Fat Joe has more to say about his self-proclaimed ties to the Black community. 
In an interview with NPR’s The Limits With Jay Williams, Fat Joe spoke on why he feels connected to Hip-Hop culture and Black communities. The Bronx-raised artist claimed that the neighborhood he grew up shaped his outlook on his background and cultural ties. “My projects, my neighborhood was predominantly Black. My grandmother’s neighborhood was 99.9% black, where there was no popular Latinos or nothing… And so when I’m born, I’m not listening to salsa and all that,” he started. “I’m listening to Gloria Gaynor. I’m listening to Stephanie Mills. I’m listening to, ‘I Will Survive.’ That’s what my house was playing, right?”
“So I grew up [with] blonde hair, green eyes, knowing I’m Latino, but thinking I’m Black. Don’t know how to explain it to you any other way,” Fat Joe explained before going on about how things changed when he met people from his background, “And so it wasn’t until I went to high school and met another Latino brother that was a real dude, and he said, ‘Yo, come hang out with me in my hood.’ And ten blocks away was like another world. So when we went to his hood, it was 90% Puerto Rican, Latino flags in the window… I could not believe that it was like Puerto Rican heaven over there.”
These comments come after Fat Joe came under fire for hosting the BET Awards as a non-Black artist of Puerto Rican and Cuban descent.
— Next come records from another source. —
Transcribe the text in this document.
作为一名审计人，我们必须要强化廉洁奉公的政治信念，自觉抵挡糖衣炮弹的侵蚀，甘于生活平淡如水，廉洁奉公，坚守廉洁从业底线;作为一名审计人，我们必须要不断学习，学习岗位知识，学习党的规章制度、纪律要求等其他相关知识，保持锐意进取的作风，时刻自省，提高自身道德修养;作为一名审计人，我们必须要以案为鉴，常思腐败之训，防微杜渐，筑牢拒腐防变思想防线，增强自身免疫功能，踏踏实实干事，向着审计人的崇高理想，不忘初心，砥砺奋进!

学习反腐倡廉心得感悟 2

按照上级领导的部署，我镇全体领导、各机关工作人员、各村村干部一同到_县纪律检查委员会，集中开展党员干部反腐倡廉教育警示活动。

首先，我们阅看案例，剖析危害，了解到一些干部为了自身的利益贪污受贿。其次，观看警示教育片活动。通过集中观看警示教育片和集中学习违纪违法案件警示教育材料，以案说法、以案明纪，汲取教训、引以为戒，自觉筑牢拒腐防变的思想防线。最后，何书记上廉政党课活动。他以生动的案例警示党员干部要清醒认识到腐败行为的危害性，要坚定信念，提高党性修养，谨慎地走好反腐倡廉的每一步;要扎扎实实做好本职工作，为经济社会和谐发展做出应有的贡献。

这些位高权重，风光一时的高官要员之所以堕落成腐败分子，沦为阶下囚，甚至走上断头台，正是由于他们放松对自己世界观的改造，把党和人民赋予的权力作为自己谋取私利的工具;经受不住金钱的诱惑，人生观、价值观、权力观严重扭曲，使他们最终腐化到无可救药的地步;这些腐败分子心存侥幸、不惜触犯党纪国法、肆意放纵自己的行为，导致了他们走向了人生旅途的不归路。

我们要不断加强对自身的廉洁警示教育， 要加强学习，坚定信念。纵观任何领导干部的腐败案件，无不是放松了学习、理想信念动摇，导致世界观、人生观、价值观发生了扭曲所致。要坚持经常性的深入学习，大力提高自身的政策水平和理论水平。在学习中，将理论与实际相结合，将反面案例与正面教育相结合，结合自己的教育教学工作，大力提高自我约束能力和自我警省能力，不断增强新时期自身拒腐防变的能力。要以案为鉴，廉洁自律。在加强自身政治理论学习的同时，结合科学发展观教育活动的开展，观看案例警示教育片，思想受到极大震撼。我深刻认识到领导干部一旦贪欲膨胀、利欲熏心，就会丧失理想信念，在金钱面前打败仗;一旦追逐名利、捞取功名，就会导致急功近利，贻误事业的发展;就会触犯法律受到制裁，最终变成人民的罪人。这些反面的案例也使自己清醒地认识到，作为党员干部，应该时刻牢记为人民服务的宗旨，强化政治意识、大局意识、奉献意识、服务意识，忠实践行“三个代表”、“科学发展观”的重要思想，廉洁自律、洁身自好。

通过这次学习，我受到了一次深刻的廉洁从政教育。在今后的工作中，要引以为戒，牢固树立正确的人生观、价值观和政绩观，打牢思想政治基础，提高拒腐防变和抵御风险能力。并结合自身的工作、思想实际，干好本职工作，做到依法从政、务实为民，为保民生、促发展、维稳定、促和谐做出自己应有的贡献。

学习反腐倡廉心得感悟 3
And people were unhappy with the idea that the Awards ceremony on a Black-centered network and celebrates Black talent and music was not being hosted by someone from the community.
All these black people you could of chose to host the bet awards but someone in the room said let’s get fat joe to host lmao wtf that’s not our guy we wanting hosting the bet hip hop awards
— 💡Mike Morris 🎈 (@717Oso) September 7, 2022

In addition, this recent interview follows weeks after Fat Joe defended his use of the N-word in his music with comments to The Source, by saying he grew up in the birthplace of hip hop and during the birth of hip hop. 
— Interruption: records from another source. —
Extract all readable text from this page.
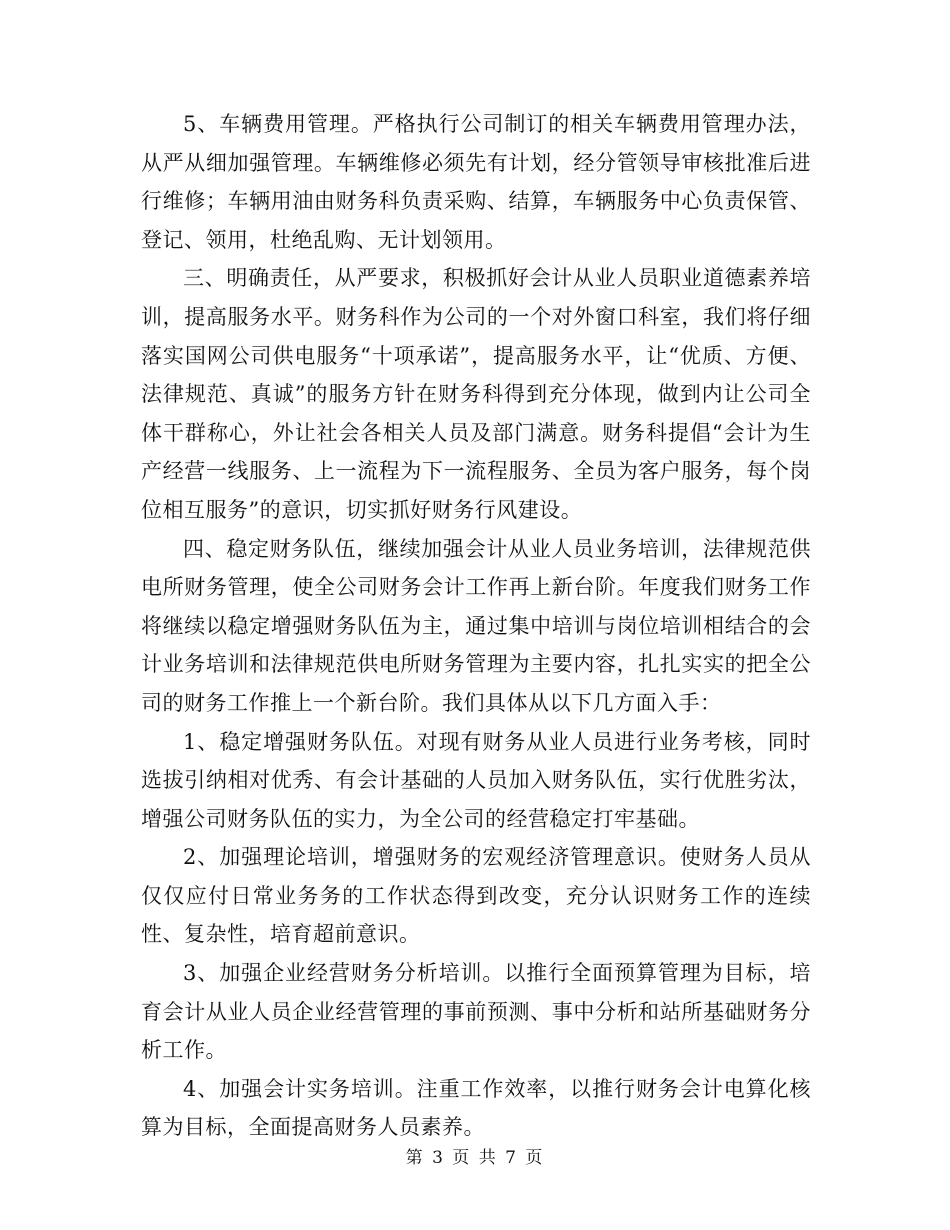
5、车辆费用管理。严格执行公司制订的相关车辆费用管理办法，从严从细加强管理。车辆维修必须先有计划，经分管领导审核批准后进行维修；车辆用油由财务科负责采购、结算，车辆服务中心负责保管、登记、领用，杜绝乱购、无计划领用。

三、明确责任，从严要求，积极抓好会计从业人员职业道德素养培训，提高服务水平。财务科作为公司的一个对外窗口科室，我们将仔细落实国网公司供电服务“十项承诺”，提高服务水平，让“优质、方便、法律规范、真诚”的服务方针在财务科得到充分体现，做到内让公司全体干群称心，外让社会各相关人员及部门满意。财务科提倡“会计为生产经营一线服务、上一流程为下一流程服务、全员为客户服务，每个岗位相互服务”的意识，切实抓好财务行风建设。

四、稳定财务队伍，继续加强会计从业人员业务培训，法律规范供电所财务管理，使全公司财务会计工作再上新台阶。年度我们财务工作将继续以稳定增强财务队伍为主，通过集中培训与岗位培训相结合的会计业务培训和法律规范供电所财务管理为主要内容，扎扎实实的把全公司的财务工作推上一个新台阶。我们具体从以下几方面入手：

1、稳定增强财务队伍。对现有财务从业人员进行业务考核，同时选拔引纳相对优秀、有会计基础的人员加入财务队伍，实行优胜劣汰，增强公司财务队伍的实力，为全公司的经营稳定打牢基础。

2、加强理论培训，增强财务的宏观经济管理意识。使财务人员从仅仅应付日常业务务的工作状态得到改变，充分认识财务工作的连续性、复杂性，培育超前意识。

3、加强企业经营财务分析培训。以推行全面预算管理为目标，培育会计从业人员企业经营管理的事前预测、事中分析和站所基础财务分析工作。

4、加强会计实务培训。注重工作效率，以推行财务会计电算化核算为目标，全面提高财务人员素养。

第 3 页 共 7 页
“First of all, my projects is 90%, I’ll give you 80% Black still,” Fat Joe said. “My grandmother’s projects is 99.9% Black, to be clear. So I’m Spanish, I knew I was Latino, but the whole time I thought I was Black anyway. So my mom lives there 40 years before I was born, in this project, and I’m born blonde hair, green eyes. This shit crazy, right? She brings me there; the first thing is they go, ‘Oh look at this little n***a Joey; he got green eyes.’ The minute I’m walking, the guys in the building is like, ‘Yo look at that little n***a Joe, little Fat Joe,’ that’s all I knew my whole life before even elementary.”